Il y eut un silence des deux côtés du téléphone.

— Qu’est-ce que tu veux dire par là ? s’alarma Salomé.

— Je veux pas accuser sans preuve… mais je pense que ses parents le maltraitent.

— T’es pas sérieux ?

Salomé se laissa tomber sur son lit, en prenant soin de ne pas déranger Salômbo qui y dormait à pattes fermées. Dans le mouvement, elle écrasa un ours en peluche qu’elle retira de sous ses fesses.

— Mon instinct me dit que c’est ça. Un jour, il m’a dit qu’il aimerait voir un psy, mais que ses parents refusaient. Rien que ça, ça signifie bien qu’il est en souffrance. Et quand il est pas venu à mon anniversaire ? Je trouve la coïncidence « portable HS » plus « maladie » trop… belle, même si c’est pas le mot, pour être vraie. C’est sûr qu’il avait une sale tête le lundi d’après, mais je crois pas que ce soit dû à la maladie. Et puis, il pouvait nous prévenir par mail ou en utilisant le fixe.

— C’est vrai, concéda Salomé, de plus en plus atterrée. Il connaît nos numéros par cœur, il n’avait même pas besoin d’aller les récupérer dans son portable.

— Et le week-end dernier, son portable était de nouveau HS. Je trouve ça un peu gros.

— Mais… si c’est vrai ce que tu dis ? Qu’est-ce qu’on peut faire pour l’aider ?

— Je sais pas, car il nous dira rien. Écoute, je dois voir ma psy la semaine prochaine. Je lui en parlerai. Je te dirai comment elle nous conseille d’agir. Pour l’instant, faisons comme si on savait rien.

— Tu la vois quand ?

— Mercredi prochain à dix-sept heures.

— OK, alors ne m’appelle pas. Je sais que… que je n’irai pas bien.

— Pourquoi ?

— C’est ce jour que… que Sarah…

Sa voix se brisa.

— OK, j’ai compris. On en rediscutera plus tard. Tu voudras que je vienne ?

— Je ne sais pas. Le plus souvent, je n’ai envie de voir personne. Je ne viendrai pas en cours, ça c’est sûr.

— Si tu as envie que je sois là, tu peux me prévenir au dernier moment, tu sais.

— Merci, murmura-t-elle.

— Je serai toujours là pour toi. Dans les bons comme dans les mauvais moments.

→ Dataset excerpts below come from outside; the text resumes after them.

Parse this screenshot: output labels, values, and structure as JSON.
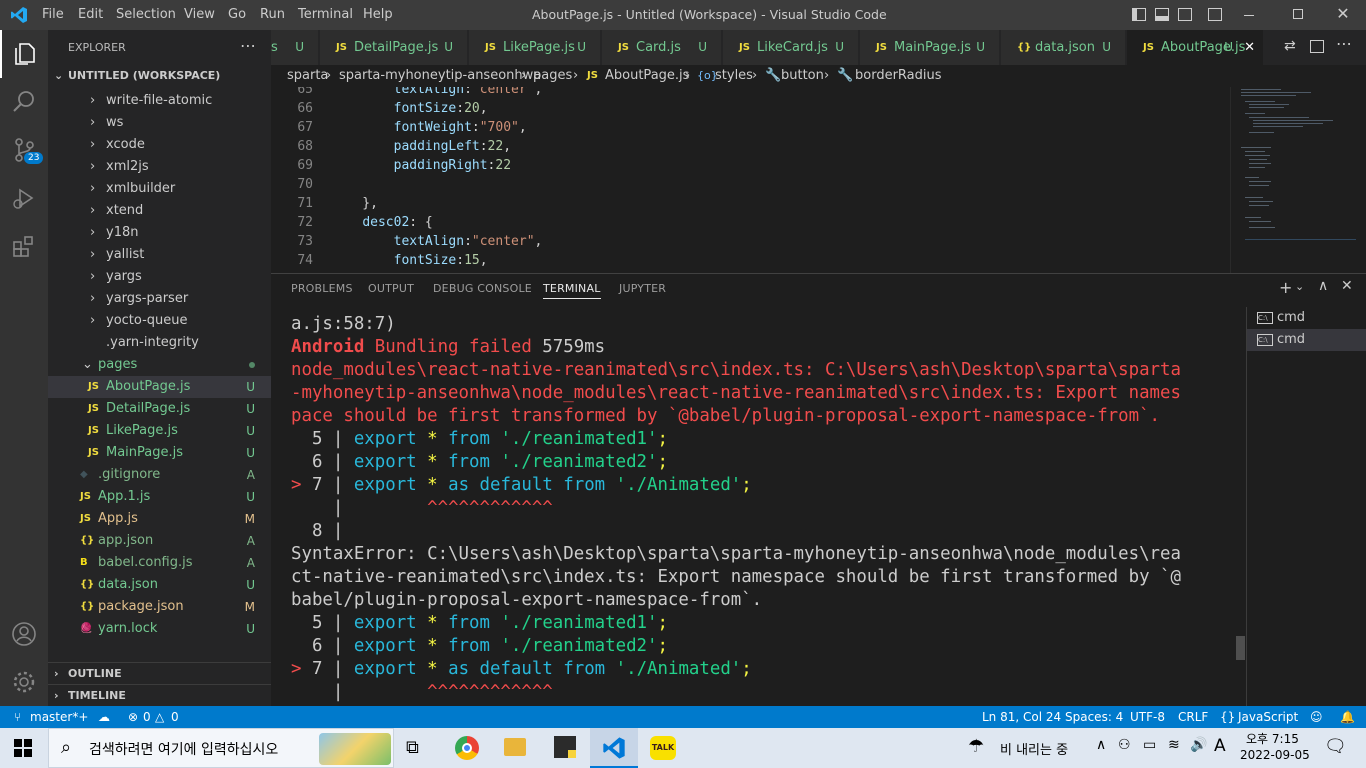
{
  "titlebar": {
    "menus": [
      "File",
      "Edit",
      "Selection",
      "View",
      "Go",
      "Run",
      "Terminal",
      "Help"
    ],
    "title": "AboutPage.js - Untitled (Workspace) - Visual Studio Code"
  },
  "activity": {
    "scm_badge": "23"
  },
  "sidebar": {
    "header": "EXPLORER",
    "workspace": "UNTITLED (WORKSPACE)",
    "folders": [
      "write-file-atomic",
      "ws",
      "xcode",
      "xml2js",
      "xmlbuilder",
      "xtend",
      "y18n",
      "yallist",
      "yargs",
      "yargs-parser",
      "yocto-queue"
    ],
    "yarn_integrity": ".yarn-integrity",
    "pages_folder": "pages",
    "pages_files": [
      {
        "name": "AboutPage.js",
        "status": "U"
      },
      {
        "name": "DetailPage.js",
        "status": "U"
      },
      {
        "name": "LikePage.js",
        "status": "U"
      },
      {
        "name": "MainPage.js",
        "status": "U"
      }
    ],
    "root_files": [
      {
        "name": ".gitignore",
        "status": "A",
        "icon": "◆"
      },
      {
        "name": "App.1.js",
        "status": "U",
        "icon": "JS"
      },
      {
        "name": "App.js",
        "status": "M",
        "icon": "JS"
      },
      {
        "name": "app.json",
        "status": "A",
        "icon": "{}"
      },
      {
        "name": "babel.config.js",
        "status": "A",
        "icon": "B"
      },
      {
        "name": "data.json",
        "status": "U",
        "icon": "{}"
      },
      {
        "name": "package.json",
        "status": "M",
        "icon": "{}"
      },
      {
        "name": "yarn.lock",
        "status": "U",
        "icon": "🧶"
      }
    ],
    "outline": "OUTLINE",
    "timeline": "TIMELINE"
  },
  "tabs": [
    {
      "name": "s",
      "status": "U",
      "icon": ""
    },
    {
      "name": "DetailPage.js",
      "status": "U",
      "icon": "JS"
    },
    {
      "name": "LikePage.js",
      "status": "U",
      "icon": "JS"
    },
    {
      "name": "Card.js",
      "status": "U",
      "icon": "JS"
    },
    {
      "name": "LikeCard.js",
      "status": "U",
      "icon": "JS"
    },
    {
      "name": "MainPage.js",
      "status": "U",
      "icon": "JS"
    },
    {
      "name": "data.json",
      "status": "U",
      "icon": "{}"
    },
    {
      "name": "AboutPage.js",
      "status": "U",
      "icon": "JS"
    }
  ],
  "breadcrumb": [
    "sparta",
    "sparta-myhoneytip-anseonhwa",
    "pages",
    "AboutPage.js",
    "styles",
    "button",
    "borderRadius"
  ],
  "editor": {
    "lines": [
      {
        "n": "65",
        "t": "        textAlign:\"center\","
      },
      {
        "n": "66",
        "t": "        fontSize:20,"
      },
      {
        "n": "67",
        "t": "        fontWeight:\"700\","
      },
      {
        "n": "68",
        "t": "        paddingLeft:22,"
      },
      {
        "n": "69",
        "t": "        paddingRight:22"
      },
      {
        "n": "70",
        "t": ""
      },
      {
        "n": "71",
        "t": "    },"
      },
      {
        "n": "72",
        "t": "    desc02: {"
      },
      {
        "n": "73",
        "t": "        textAlign:\"center\","
      },
      {
        "n": "74",
        "t": "        fontSize:15,"
      }
    ]
  },
  "panel": {
    "tabs": [
      "PROBLEMS",
      "OUTPUT",
      "DEBUG CONSOLE",
      "TERMINAL",
      "JUPYTER"
    ],
    "active": "TERMINAL",
    "terminals": [
      "cmd",
      "cmd"
    ]
  },
  "terminal": {
    "l1": "a.js:58:7)",
    "l2a": "Android",
    "l2b": " Bundling failed ",
    "l2c": "5759ms",
    "l3": "node_modules\\react-native-reanimated\\src\\index.ts: C:\\Users\\ash\\Desktop\\sparta\\sparta",
    "l4": "-myhoneytip-anseonhwa\\node_modules\\react-native-reanimated\\src\\index.ts: Export names",
    "l5": "pace should be first transformed by `@babel/plugin-proposal-export-namespace-from`.",
    "c5": "export * from './reanimated1';",
    "c6": "export * from './reanimated2';",
    "c7": "export * as default from './Animated';",
    "caret": "^^^^^^^^^^^^",
    "s1": "SyntaxError: C:\\Users\\ash\\Desktop\\sparta\\sparta-myhoneytip-anseonhwa\\node_modules\\rea",
    "s2": "ct-native-reanimated\\src\\index.ts: Export namespace should be first transformed by `@",
    "s3": "babel/plugin-proposal-export-namespace-from`."
  },
  "status": {
    "branch": "master*+",
    "errors": "0",
    "warnings": "0",
    "position": "Ln 81, Col 24",
    "spaces": "Spaces: 4",
    "encoding": "UTF-8",
    "eol": "CRLF",
    "language": "JavaScript"
  },
  "taskbar": {
    "search_placeholder": "검색하려면 여기에 입력하십시오",
    "weather": "비 내리는 중",
    "ime": "A",
    "time": "오후 7:15",
    "date": "2022-09-05",
    "talk": "TALK"
  }
}
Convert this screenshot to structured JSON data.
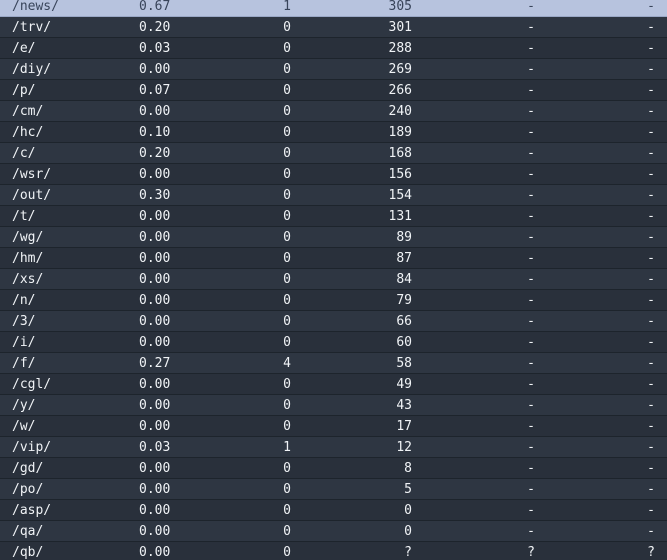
{
  "table": {
    "rows": [
      {
        "path": "/news/",
        "rate": "0.67",
        "hits": "1",
        "count": "305",
        "col5": "-",
        "col6": "-",
        "selected": true
      },
      {
        "path": "/trv/",
        "rate": "0.20",
        "hits": "0",
        "count": "301",
        "col5": "-",
        "col6": "-"
      },
      {
        "path": "/e/",
        "rate": "0.03",
        "hits": "0",
        "count": "288",
        "col5": "-",
        "col6": "-"
      },
      {
        "path": "/diy/",
        "rate": "0.00",
        "hits": "0",
        "count": "269",
        "col5": "-",
        "col6": "-"
      },
      {
        "path": "/p/",
        "rate": "0.07",
        "hits": "0",
        "count": "266",
        "col5": "-",
        "col6": "-"
      },
      {
        "path": "/cm/",
        "rate": "0.00",
        "hits": "0",
        "count": "240",
        "col5": "-",
        "col6": "-"
      },
      {
        "path": "/hc/",
        "rate": "0.10",
        "hits": "0",
        "count": "189",
        "col5": "-",
        "col6": "-"
      },
      {
        "path": "/c/",
        "rate": "0.20",
        "hits": "0",
        "count": "168",
        "col5": "-",
        "col6": "-"
      },
      {
        "path": "/wsr/",
        "rate": "0.00",
        "hits": "0",
        "count": "156",
        "col5": "-",
        "col6": "-"
      },
      {
        "path": "/out/",
        "rate": "0.30",
        "hits": "0",
        "count": "154",
        "col5": "-",
        "col6": "-"
      },
      {
        "path": "/t/",
        "rate": "0.00",
        "hits": "0",
        "count": "131",
        "col5": "-",
        "col6": "-"
      },
      {
        "path": "/wg/",
        "rate": "0.00",
        "hits": "0",
        "count": "89",
        "col5": "-",
        "col6": "-"
      },
      {
        "path": "/hm/",
        "rate": "0.00",
        "hits": "0",
        "count": "87",
        "col5": "-",
        "col6": "-"
      },
      {
        "path": "/xs/",
        "rate": "0.00",
        "hits": "0",
        "count": "84",
        "col5": "-",
        "col6": "-"
      },
      {
        "path": "/n/",
        "rate": "0.00",
        "hits": "0",
        "count": "79",
        "col5": "-",
        "col6": "-"
      },
      {
        "path": "/3/",
        "rate": "0.00",
        "hits": "0",
        "count": "66",
        "col5": "-",
        "col6": "-"
      },
      {
        "path": "/i/",
        "rate": "0.00",
        "hits": "0",
        "count": "60",
        "col5": "-",
        "col6": "-"
      },
      {
        "path": "/f/",
        "rate": "0.27",
        "hits": "4",
        "count": "58",
        "col5": "-",
        "col6": "-"
      },
      {
        "path": "/cgl/",
        "rate": "0.00",
        "hits": "0",
        "count": "49",
        "col5": "-",
        "col6": "-"
      },
      {
        "path": "/y/",
        "rate": "0.00",
        "hits": "0",
        "count": "43",
        "col5": "-",
        "col6": "-"
      },
      {
        "path": "/w/",
        "rate": "0.00",
        "hits": "0",
        "count": "17",
        "col5": "-",
        "col6": "-"
      },
      {
        "path": "/vip/",
        "rate": "0.03",
        "hits": "1",
        "count": "12",
        "col5": "-",
        "col6": "-"
      },
      {
        "path": "/gd/",
        "rate": "0.00",
        "hits": "0",
        "count": "8",
        "col5": "-",
        "col6": "-"
      },
      {
        "path": "/po/",
        "rate": "0.00",
        "hits": "0",
        "count": "5",
        "col5": "-",
        "col6": "-"
      },
      {
        "path": "/asp/",
        "rate": "0.00",
        "hits": "0",
        "count": "0",
        "col5": "-",
        "col6": "-"
      },
      {
        "path": "/qa/",
        "rate": "0.00",
        "hits": "0",
        "count": "0",
        "col5": "-",
        "col6": "-"
      },
      {
        "path": "/qb/",
        "rate": "0.00",
        "hits": "0",
        "count": "?",
        "col5": "?",
        "col6": "?"
      }
    ]
  }
}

— Merci, répéta sa petite amie. Lucas ? Demande à tes parents ce qu’ils pensent d’Arsène. Je vais faire pareil avec maman.

— Bonne idée ! Au revoir, ma belle. Je t’aime !

— Au revoir, mon beau. Je t’aime aussi !

Salomé était sonnée. Arsène, maltraité par ses parents ? Et elle n’aurait rien vu ? Elle analysa sa relation amicale avec lui en gardant cette idée en tête. Sûr qu’il n’était pas très souriant. Il ne semblait pas avoir eu une enfance des plus épanouies (ne pas connaître le Monopoly !). Il ne parlait que travail, notes, diplôme, études… mais aussi musique et littérature. Cela lui fit penser à la biographie qu’elle lui avait offerte pour son anniversaire. Elle se souvint du jour où il lui avait proposé de la lui prêter. Elle avait décliné puisqu’elle la possédait déjà. À ce moment-là, il avait eu une absence et s’était empressé de partir. En temps normal, ils auraient discuté au moins quelques minutes de leur groupe favori. À d’autres reprises, il lui avait semblé que son ami était en proie à un violent sentiment, comme la fois où ils avaient joué à Action ou vérité. Elle se creusa la tête pour retrouver la question qui avait eu l’air de l’embarrasser. Ah oui ! Quelque chose du genre « Quelle est la chose la plus folle que tu aies faite ? ». Le sourire de son ami s’était aussitôt volatilisé et il avait prétendu ne pas avoir de réponse. À ce moment-là, Salomé s’était dit qu’il leur dissimulait ce qui lui était venu à l’esprit. Mais quoi ?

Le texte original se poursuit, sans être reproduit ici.